Elliot Wave Analysis – Weekly Gold Chart

The following Weekly gold chart highlights where we believe a bottom in price must setup to efficiently confirm the Wave 4 correction structure and begin to prompt a new Wave 5 advance to $2,700 or higher. 

  • Any future breakdown in Gold price levels on this chart below $1,715.50 would potentially negate the Wave 4 structure and set up a potentially deeper price correction phase (possibly the end of the longer-term Wave 3 setting up for a deeper corrective wave).
  • As long as gold prices bottom and begin to rally anywhere above the $1,715.50 level, we believe the Wave 4 corrective wave is validated – prompting the start of a new Wave 5 advance.

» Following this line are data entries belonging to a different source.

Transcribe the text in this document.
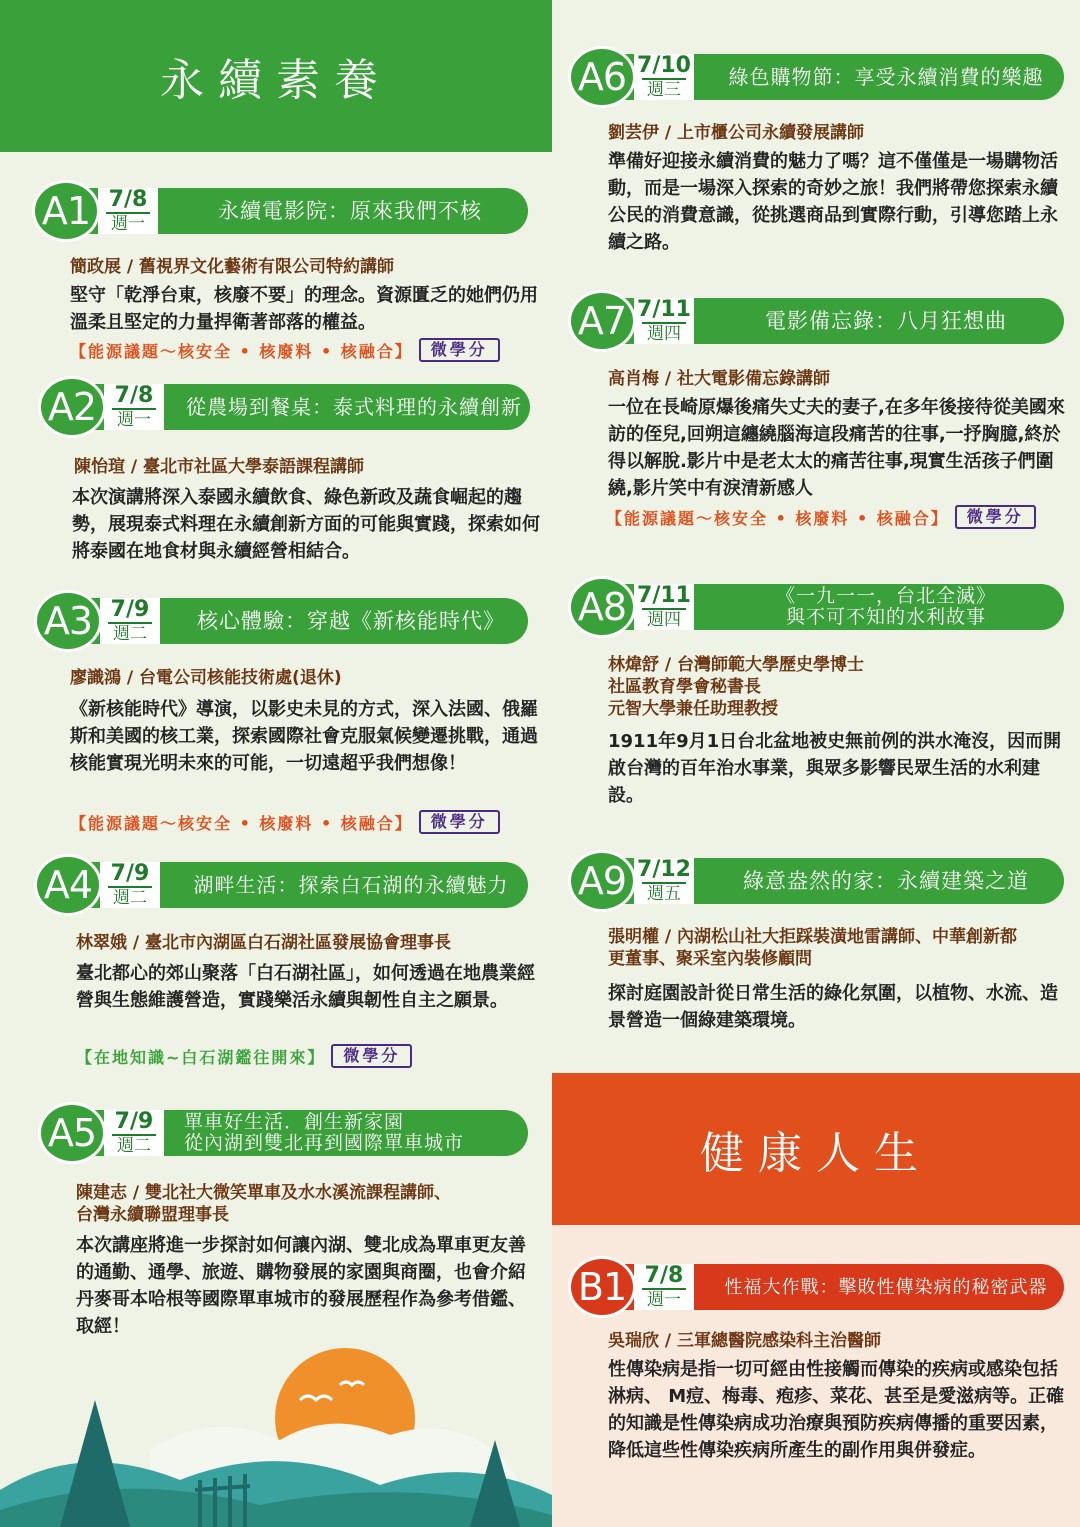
永續素養
健康人生
A1 7/8
週一
永續電影院：原來我們不核
簡政展 / 舊視界文化藝術有限公司特約講師
堅守「乾淨台東，核廢不要」的理念。資源匱乏的她們仍用溫柔且堅定的力量捍衛著部落的權益。
【能源議題～核安全 • 核廢料 • 核融合】	微學分
A2 7/8
週一
從農場到餐桌：泰式料理的永續創新
陳怡瑄 / 臺北市社區大學泰語課程講師
本次演講將深入泰國永續飲食、綠色新政及蔬食崛起的趨勢，展現泰式料理在永續創新方面的可能與實踐，探索如何將泰國在地食材與永續經營相結合。
A3 7/9
週二
核心體驗：穿越《新核能時代》
廖識鴻 / 台電公司核能技術處(退休)
《新核能時代》導演，以影史未見的方式，深入法國、俄羅斯和美國的核工業，探索國際社會克服氣候變遷挑戰，通過核能實現光明未來的可能，一切遠超乎我們想像！
【能源議題～核安全 • 核廢料 • 核融合】	微學分
A4 7/9
週二
湖畔生活：探索白石湖的永續魅力
林翠娥 / 臺北市內湖區白石湖社區發展協會理事長
臺北都心的郊山聚落「白石湖社區」，如何透過在地農業經營與生態維護營造，實踐樂活永續與韌性自主之願景。
【在地知識~白石湖鑑往開來】	微學分
A5 7/9
週二
單車好生活．創生新家園
從內湖到雙北再到國際單車城市
陳建志 / 雙北社大微笑單車及水水溪流課程講師、
台灣永續聯盟理事長
本次講座將進一步探討如何讓內湖、雙北成為單車更友善的通勤、通學、旅遊、購物發展的家園與商圈，也會介紹丹麥哥本哈根等國際單車城市的發展歷程作為參考借鑑、取經！
A6 7/10
週三
綠色購物節：享受永續消費的樂趣
劉芸伊 / 上市櫃公司永續發展講師
準備好迎接永續消費的魅力了嗎？這不僅僅是一場購物活動，而是一場深入探索的奇妙之旅！我們將帶您探索永續公民的消費意識，從挑選商品到實際行動，引導您踏上永續之路。
A7 7/11
週四
電影備忘錄：八月狂想曲
高肖梅 / 社大電影備忘錄講師
一位在長崎原爆後痛失丈夫的妻子,在多年後接待從美國來訪的侄兒,回朔這纏繞腦海這段痛苦的往事,一抒胸臆,終於得以解脫.影片中是老太太的痛苦往事,現實生活孩子們圍繞,影片笑中有淚清新感人
【能源議題～核安全 • 核廢料 • 核融合】	微學分
A8 7/11
週四
《一九一一，台北全滅》
與不可不知的水利故事
林煒舒 / 台灣師範大學歷史學博士
社區教育學會秘書長
元智大學兼任助理教授
1911年9月1日台北盆地被史無前例的洪水淹沒，因而開啟台灣的百年治水事業，與眾多影響民眾生活的水利建設。
A9 7/12
週五
綠意盎然的家：永續建築之道
張明權 / 內湖松山社大拒踩裝潢地雷講師、中華創新都
更董事、聚采室內裝修顧問
探討庭園設計從日常生活的綠化氛圍，以植物、水流、造景營造一個綠建築環境。
B1 7/8
週一
性福大作戰：擊敗性傳染病的秘密武器
吳瑞欣 / 三軍總醫院感染科主治醫師
性傳染病是指一切可經由性接觸而傳染的疾病或感染包括淋病、 M痘、梅毒、疱疹、菜花、甚至是愛滋病等。正確的知識是性傳染病成功治療與預防疾病傳播的重要因素，降低這些性傳染疾病所產生的副作用與併發症。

Given the…[above], it is important that we watch that $1715.50 level as gold prices continue to hammer out a potential bottom and this broad Elliot Wave pattern continues to unfold.  If our research is accurate, then we will see a big upside price trend begin somewhere near December 7, 2020. 

Our Fibonacci Price Amplitude Arcs (visible on this Weekly chart) show where we believe energy frequencies align (see the starting point of the GREEN ARROW).  These alignment areas in price energy typically result in potentially strong price impulse moves.

Any bottom forming near the MAGENTA drawn levels, before the GREEN & BLUE energy frequencies would align with our thinking that gold has retraced nearly 50% of the recent trend (from the March 2020 COVID lows to the recent highs) and therefore may be setting up for a Wave 5 advance targeting $2,700 or higher.

As exciting as this may seem, please remember this is a very long-term forecast for gold.  This is not something that will happen in a few days or weeks – this trend will likely take place over weeks, months, and years.

…[That being said], if you consider the implications to the global market and potential trends, then you will begin to understand that:

  • a rally in gold to levels above $2,500 suggests that certain pressures and uncertainties will continue to unfold over the next 24+ months in the US and global markets and that
  • Gold rallies when fear and uncertainty are present in the markets.